PoliSci Blog

Posted on March 14th, 2022 in Students, Students/Alumni, Teaching by Aaron Dusso
Kinzito

Kizito D. Kalima, the Founder and Executive Director of the Peace Center for Forgiveness and Reconciliation and a Rwandan Genocide survivor spoke to Professor Scott Pegg’s POLS Y338 African Politics on Tuesday, March 8, 2022. Before Kizito’s visit, POLS Y338 students had spent two class sessions watching the acclaimed PBS Frontline documentary “Ghosts of Rwanda” which was produced to commemorate the 10th anniversary of the Rwandan Genocide in April 2004. The Rwandan Genocide saw approximately 800,000 Tutsis and moderate Hutus killed in about 100 days.

Kizito Kalima was born in 1979 in Nyanza, Rwanda. He was 14 when the Rwandan Genocide started in April 1994 and turned 15 while it was happening. His father was murdered just prior to the genocide, and he lost his mother, uncle, one sibling and several other family members to the genocide. After several close calls, with two cousins, he escaped and survived in the marshlands and swamps for nearly three months until he was liberated by the Rwandan Patriotic Front (RPF) in July 1994. His height and basketball talent ultimately got him to the US via stops in Kenya and Uganda. He went to high school in Chicago and earned his undergraduate degree from IU South Bend. He currently lives in Indianapolis with his wife Stacey, their daughter and two adopted daughters who are also Rwanda Genocide survivors. Kalima is the author of My Forgiveness, My Justice: Overcoming the 1994 Genocide against the Tutsis in Rwanda. In 2014, he founded the Peace Center for Forgiveness and Reconciliation which runs programs in two main areas: 1) genocide awareness and prevention and 2) peace rebuilding projects.
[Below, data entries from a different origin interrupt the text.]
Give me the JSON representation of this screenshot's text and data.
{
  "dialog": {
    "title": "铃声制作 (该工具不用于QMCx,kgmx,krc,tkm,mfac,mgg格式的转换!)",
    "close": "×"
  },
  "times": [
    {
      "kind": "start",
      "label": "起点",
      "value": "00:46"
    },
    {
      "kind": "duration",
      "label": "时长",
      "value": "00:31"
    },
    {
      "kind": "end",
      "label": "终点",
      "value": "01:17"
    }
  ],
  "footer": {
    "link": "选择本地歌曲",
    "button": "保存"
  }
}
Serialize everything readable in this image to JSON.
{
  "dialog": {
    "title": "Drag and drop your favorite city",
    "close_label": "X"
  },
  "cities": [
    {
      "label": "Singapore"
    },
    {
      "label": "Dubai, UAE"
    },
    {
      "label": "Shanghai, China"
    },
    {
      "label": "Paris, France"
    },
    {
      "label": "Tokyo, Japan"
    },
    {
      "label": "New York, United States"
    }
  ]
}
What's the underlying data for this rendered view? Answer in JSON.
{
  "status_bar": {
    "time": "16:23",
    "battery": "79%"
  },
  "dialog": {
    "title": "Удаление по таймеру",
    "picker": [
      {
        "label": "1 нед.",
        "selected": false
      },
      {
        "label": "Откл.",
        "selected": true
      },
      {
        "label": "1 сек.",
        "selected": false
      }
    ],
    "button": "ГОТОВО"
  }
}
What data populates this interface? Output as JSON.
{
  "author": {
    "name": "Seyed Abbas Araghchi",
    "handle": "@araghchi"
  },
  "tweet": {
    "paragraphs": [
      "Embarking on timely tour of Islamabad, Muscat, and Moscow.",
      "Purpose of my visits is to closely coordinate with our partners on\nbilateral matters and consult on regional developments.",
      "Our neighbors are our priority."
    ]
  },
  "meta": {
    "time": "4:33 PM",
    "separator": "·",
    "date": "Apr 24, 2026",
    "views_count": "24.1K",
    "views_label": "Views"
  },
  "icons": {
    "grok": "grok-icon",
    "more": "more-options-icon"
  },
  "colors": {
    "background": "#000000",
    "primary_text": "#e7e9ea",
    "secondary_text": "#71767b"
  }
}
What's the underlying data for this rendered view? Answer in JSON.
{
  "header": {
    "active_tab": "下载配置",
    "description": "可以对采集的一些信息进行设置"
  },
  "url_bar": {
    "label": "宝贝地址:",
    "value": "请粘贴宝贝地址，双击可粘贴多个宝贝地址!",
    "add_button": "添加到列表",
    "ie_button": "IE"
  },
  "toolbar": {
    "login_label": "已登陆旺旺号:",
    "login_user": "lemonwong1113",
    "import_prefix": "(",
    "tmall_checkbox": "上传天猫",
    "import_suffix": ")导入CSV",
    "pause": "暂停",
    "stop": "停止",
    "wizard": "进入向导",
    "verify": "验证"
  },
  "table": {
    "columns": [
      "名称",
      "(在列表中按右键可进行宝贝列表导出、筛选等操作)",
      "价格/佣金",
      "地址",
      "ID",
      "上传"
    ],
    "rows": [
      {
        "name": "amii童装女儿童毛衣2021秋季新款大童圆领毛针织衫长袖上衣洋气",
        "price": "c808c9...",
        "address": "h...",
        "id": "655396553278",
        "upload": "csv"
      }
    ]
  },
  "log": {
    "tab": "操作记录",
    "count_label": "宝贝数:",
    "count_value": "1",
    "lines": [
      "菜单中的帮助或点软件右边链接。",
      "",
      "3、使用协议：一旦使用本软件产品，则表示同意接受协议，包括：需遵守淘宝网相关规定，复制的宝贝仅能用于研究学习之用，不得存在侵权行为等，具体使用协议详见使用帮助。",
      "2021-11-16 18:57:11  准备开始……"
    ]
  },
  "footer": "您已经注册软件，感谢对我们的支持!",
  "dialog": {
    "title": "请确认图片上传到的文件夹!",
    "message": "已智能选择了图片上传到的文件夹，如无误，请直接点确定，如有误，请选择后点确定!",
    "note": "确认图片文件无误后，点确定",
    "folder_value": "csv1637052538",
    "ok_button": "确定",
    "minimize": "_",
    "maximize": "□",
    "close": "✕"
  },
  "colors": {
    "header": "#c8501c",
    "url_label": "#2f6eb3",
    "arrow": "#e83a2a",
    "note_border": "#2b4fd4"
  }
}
During his talk to Professor Pegg’s class, Kalima shared his personal experiences of nearly being killed on several occasions and almost dying of starvation while hiding in the swamps. He also candidly shared his anger and initially undiagnosed post-traumatic stress disorder (PTSD) after the Rwandan Genocide. Basketball was his main outlet for coping with personal trauma. After he lost that outlet due to injury, he realized that his only path to his personal healing lie in forgiveness. Kalima spoke movingly of returning to Rwanda and visiting a prison to meet one of the men who tried to kill him in order to forgive him. In answer to a student’s question, he distinguished between forgiveness as a personal choice or decision and justice as a national interest. He explained that while he personally forgave the man who tried to kill him, he would never say that he was innocent or did not deserve to be in prison. Kalima also spoke passionately about how influential the late Eva Mozes Kor, an Auschwitz survivor and founder of the CANDLES Holocaust Museum and Education Center in Terre Haute, Indiana was in shaping his own personal journey to forgiveness. We were privileged to have him join us in Cavanaugh Hall.